I got tangled in my hammock and flopped to the deck. A barbed antenna grabbed at my wrist, and I lashed out and heard an ooof.
“It’s me!” Hazel said, her grip tightening on my wrist. “It’s me, sweetie. You’re safe—you passed out in your harness.”
The last flickers of nightmare faded when I heard her voice, and I lay back on the deck and watched the balloons sway overhead, past the now-tattered rigging. The freshly painted designs glowed in the early light—smudged by the storm but still cheerful.
I looked at Hazel and saw her exhausted eyes and unkempt hair. She probably hadn’t slept all night. “Did you just call me ‘sweetie’?” I asked.
She shoved my shoulder. “No.”
“Well, the bad news,” Swedish said from the wheel, “is that Chess still thinks he’s funny.”
“What’s the good news?” Loretta asked, leaning on our little copper-tubed harpoon. “That Kodoc dropped a bomb on the city?”
I frowned as memory returned. The Compass, the ticktocks, the bomb . . .
“What did he do?” I asked, sick with a sudden horror. “He blew up the Compass. He—he lied to me. He never wanted to lower the Fog.”
“Yeah,” Hazel said. “He likes the world exactly how it is.”
I gulped from a canteen that Bea handed me. “But . . . but if he lowered the Fog, he’d expand his turf! He’d control all the new land.”

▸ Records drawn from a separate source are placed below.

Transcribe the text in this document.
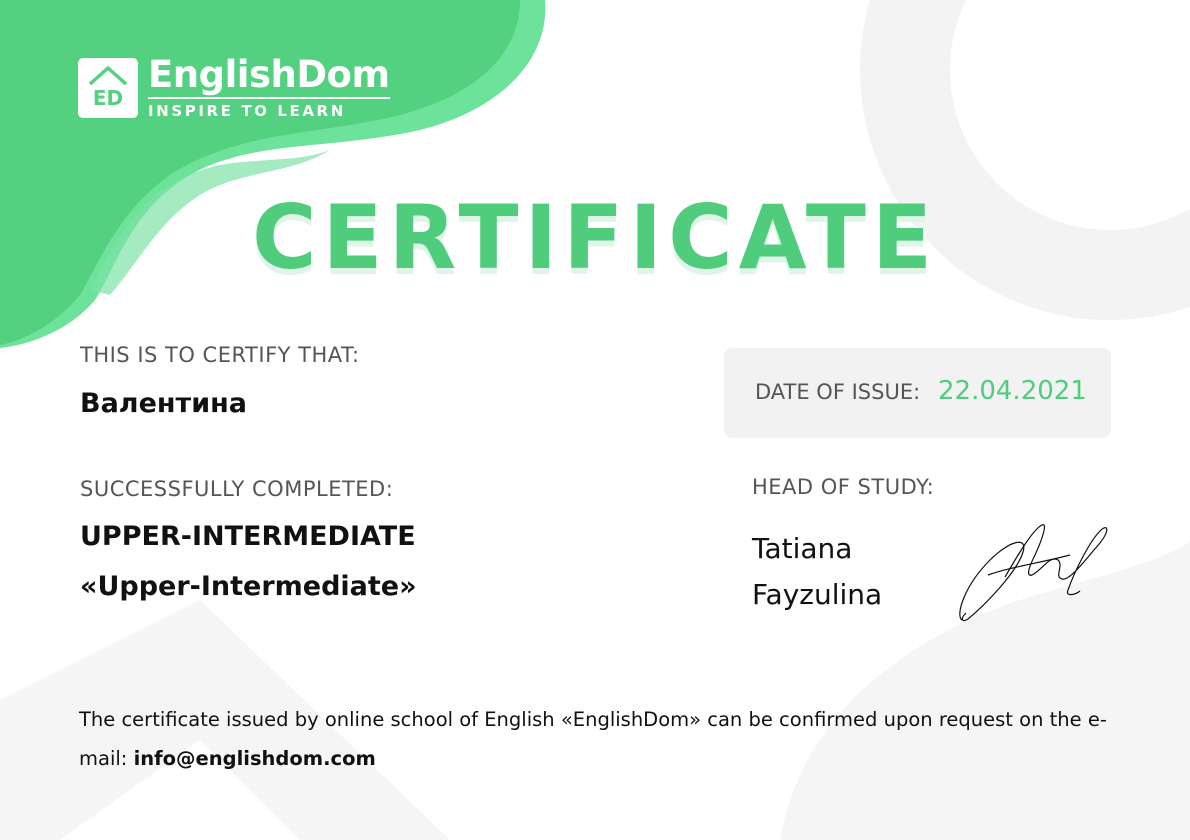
ED
EnglishDom
INSPIRE TO LEARN
CERTIFICATE
THIS IS TO CERTIFY THAT:
Валентина
SUCCESSFULLY COMPLETED:
UPPER-INTERMEDIATE
«Upper-Intermediate»
DATE OF ISSUE: 22.04.2021
HEAD OF STUDY:
Tatiana
Fayzulina
The certificate issued by online school of English «EnglishDom» can be confirmed upon request on the e-mail: info@englishdom.com
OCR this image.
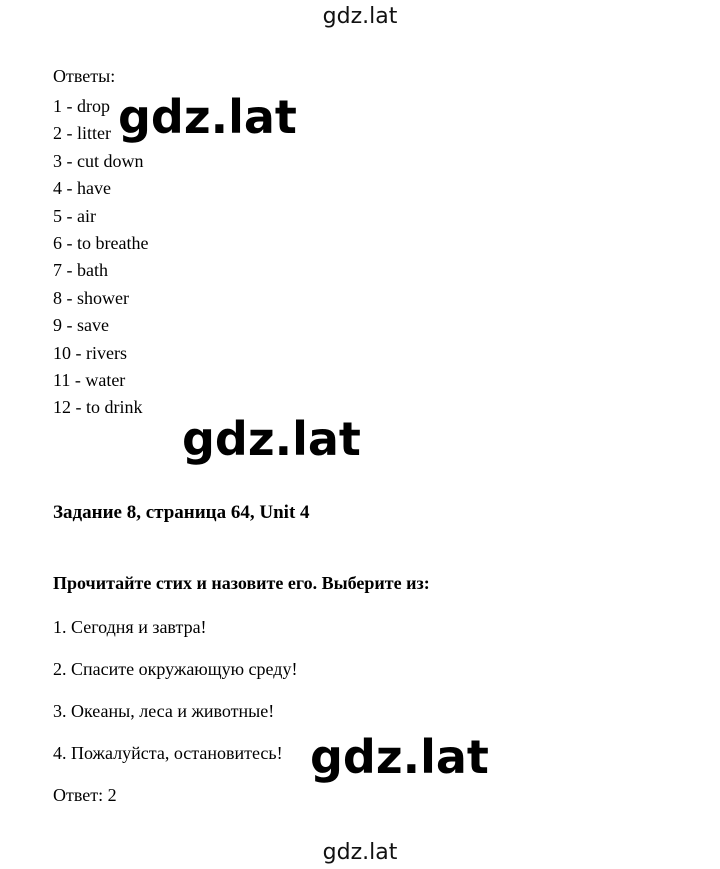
gdz.lat
Ответы:
1 - drop
2 - litter
3 - cut down
4 - have
5 - air
6 - to breathe
7 - bath
8 - shower
9 - save
10 - rivers
11 - water
12 - to drink
Задание 8, страница 64, Unit 4
Прочитайте стих и назовите его. Выберите из:
1. Сегодня и завтра!
2. Спасите окружающую среду!
3. Океаны, леса и животные!
4. Пожалуйста, остановитесь!
Ответ: 2
gdz.lat
gdz.lat
gdz.lat
gdz.lat
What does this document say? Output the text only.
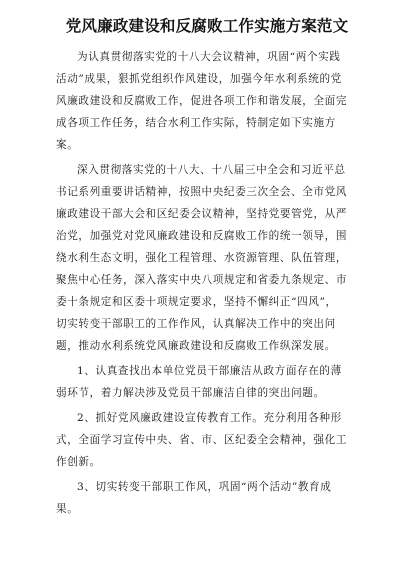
党风廉政建设和反腐败工作实施方案范文
为认真贯彻落实党的十八大会议精神，巩固“两个实践
活动”成果，狠抓党组织作风建设，加强今年水利系统的党
风廉政建设和反腐败工作，促进各项工作和谐发展，全面完
成各项工作任务，结合水利工作实际，特制定如下实施方
案。
深入贯彻落实党的十八大、十八届三中全会和习近平总
书记系列重要讲话精神，按照中央纪委三次全会、全市党风
廉政建设干部大会和区纪委会议精神，坚持党要管党，从严
治党，加强党对党风廉政建设和反腐败工作的统一领导，围
绕水利生态文明，强化工程管理、水资源管理、队伍管理，
聚焦中心任务，深入落实中央八项规定和省委九条规定、市
委十条规定和区委十项规定要求，坚持不懈纠正“四风”，
切实转变干部职工的工作作风，认真解决工作中的突出问
题，推动水利系统党风廉政建设和反腐败工作纵深发展。
1、认真查找出本单位党员干部廉洁从政方面存在的薄
弱环节，着力解决涉及党员干部廉洁自律的突出问题。
2、抓好党风廉政建设宣传教育工作。充分利用各种形
式，全面学习宣传中央、省、市、区纪委全会精神，强化工
作创新。
3、切实转变干部职工作风，巩固“两个活动”教育成
果。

“Except what if the Fog lowered too much?” Hazel rubbed her tired eyes. “Then people could leave the Rooftop. Imagine if everyone in the junkyard just walked away from Kodoc, into the woods.”
“Sounds like a dream,” Bea said. “Walking away from the slum.”
“The only reason Kodoc is strong,” I said as understanding dawned, “is because there’s so little land.”